夜の暗さや静けさが嫌いだ。世界に自分がたったひとり残された時のような孤独が背中から押し寄せてくるからだ。
コツコツコツ。
それでもわたしは歩かねばならない。明るい我が家にさえ無事にたどり着く事が出来たら、この不安から逃れる事ができるからだ。
コツコツコツ。
もはや、自分の足音か、それが反響したものか区別がつかなくなっていた。わたしは自分の足音にすらこんなにも怯えている。
コツコツコツ。
「誰なの?」
静かにわたしは問いただす。もちろん返事などあるわけもない。
コツコツコツ。
これは一体誰の足音なのだろう。
「付いてこないで」
気づくとそう叫んでいた。不気味に広がる暗闇の中に答えなどあるわけもなかった。わたしが歩くのをやめると、ゲコゲコゲコと蛙が鳴く声が闇の中に広がった。わたしは、闇の中にたった一人だけ残されている。
コツコツコツ。
わたしは再び歩き出す。
コツコツコツ。
再び足音はわたしのあとをつけてくる。
「あなたは誰なの?」
後ろに人の気配を感じ、急いで振り返ると、真っ赤な唇だけが宙に浮かんでてらてらと笑っていた。
「君は、本当は付いてきて欲しいと思っているんだよ」
唇は知ったような言葉を吐く。そんなはずはなかった。わたしは誰かに付いてきて欲しくなどなかったのだ。
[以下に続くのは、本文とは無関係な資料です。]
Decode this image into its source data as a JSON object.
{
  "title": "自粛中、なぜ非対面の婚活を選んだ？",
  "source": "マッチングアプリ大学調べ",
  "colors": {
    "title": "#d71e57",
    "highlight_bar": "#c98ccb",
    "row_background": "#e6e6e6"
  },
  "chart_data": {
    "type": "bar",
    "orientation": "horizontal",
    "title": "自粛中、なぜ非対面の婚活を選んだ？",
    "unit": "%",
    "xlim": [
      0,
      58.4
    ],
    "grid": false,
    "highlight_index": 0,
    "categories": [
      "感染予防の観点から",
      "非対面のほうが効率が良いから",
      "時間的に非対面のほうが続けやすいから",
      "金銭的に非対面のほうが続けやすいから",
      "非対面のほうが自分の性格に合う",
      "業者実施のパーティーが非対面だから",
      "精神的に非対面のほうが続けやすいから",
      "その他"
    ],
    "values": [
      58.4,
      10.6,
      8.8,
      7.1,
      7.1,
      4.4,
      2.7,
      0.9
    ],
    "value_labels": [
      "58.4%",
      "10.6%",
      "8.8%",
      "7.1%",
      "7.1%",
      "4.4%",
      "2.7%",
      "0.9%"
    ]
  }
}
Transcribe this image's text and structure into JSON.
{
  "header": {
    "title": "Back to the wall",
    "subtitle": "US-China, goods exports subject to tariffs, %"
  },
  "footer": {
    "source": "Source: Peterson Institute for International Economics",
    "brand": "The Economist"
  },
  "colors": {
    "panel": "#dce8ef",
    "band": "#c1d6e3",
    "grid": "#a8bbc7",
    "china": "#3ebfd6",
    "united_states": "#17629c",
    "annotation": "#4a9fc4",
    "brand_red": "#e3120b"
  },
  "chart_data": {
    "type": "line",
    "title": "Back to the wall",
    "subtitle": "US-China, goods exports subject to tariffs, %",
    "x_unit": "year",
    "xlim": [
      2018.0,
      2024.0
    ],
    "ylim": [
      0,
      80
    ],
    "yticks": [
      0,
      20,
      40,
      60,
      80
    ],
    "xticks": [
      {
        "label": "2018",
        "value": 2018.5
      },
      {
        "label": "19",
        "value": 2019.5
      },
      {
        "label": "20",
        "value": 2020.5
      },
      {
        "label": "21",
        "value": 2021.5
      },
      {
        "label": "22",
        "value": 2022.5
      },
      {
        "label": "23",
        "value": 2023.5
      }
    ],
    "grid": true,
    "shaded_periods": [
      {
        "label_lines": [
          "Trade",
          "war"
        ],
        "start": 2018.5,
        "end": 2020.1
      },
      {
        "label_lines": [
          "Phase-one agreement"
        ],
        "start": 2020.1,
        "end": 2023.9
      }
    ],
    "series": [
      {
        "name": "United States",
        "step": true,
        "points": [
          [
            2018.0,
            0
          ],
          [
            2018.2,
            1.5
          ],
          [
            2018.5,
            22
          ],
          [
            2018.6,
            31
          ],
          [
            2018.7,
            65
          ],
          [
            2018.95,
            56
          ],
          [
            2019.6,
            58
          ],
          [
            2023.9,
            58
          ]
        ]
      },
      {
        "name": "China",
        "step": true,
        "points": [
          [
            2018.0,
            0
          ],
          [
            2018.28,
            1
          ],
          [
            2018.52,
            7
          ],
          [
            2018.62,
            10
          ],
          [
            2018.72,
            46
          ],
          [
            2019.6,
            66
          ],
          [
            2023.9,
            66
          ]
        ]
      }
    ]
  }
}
わたしは一人で大丈夫なのだ。
「本当は寂しいくせにさ」
唇は続けていった。「素直じゃないな」
「ばかにしないでよ!」
わたしが泣きそうな叫び声をあげると、唇は既に闇の中に消えていた。蛙も鳴くのをいっせいに止めていた。
クワッ。クワッ。
鳥が遠くで鳴くのだけが聞こえる。
逃げるように家路に着きもう一度振り返ると、後ろに広がる闇夜には唇の影がなくなっていた。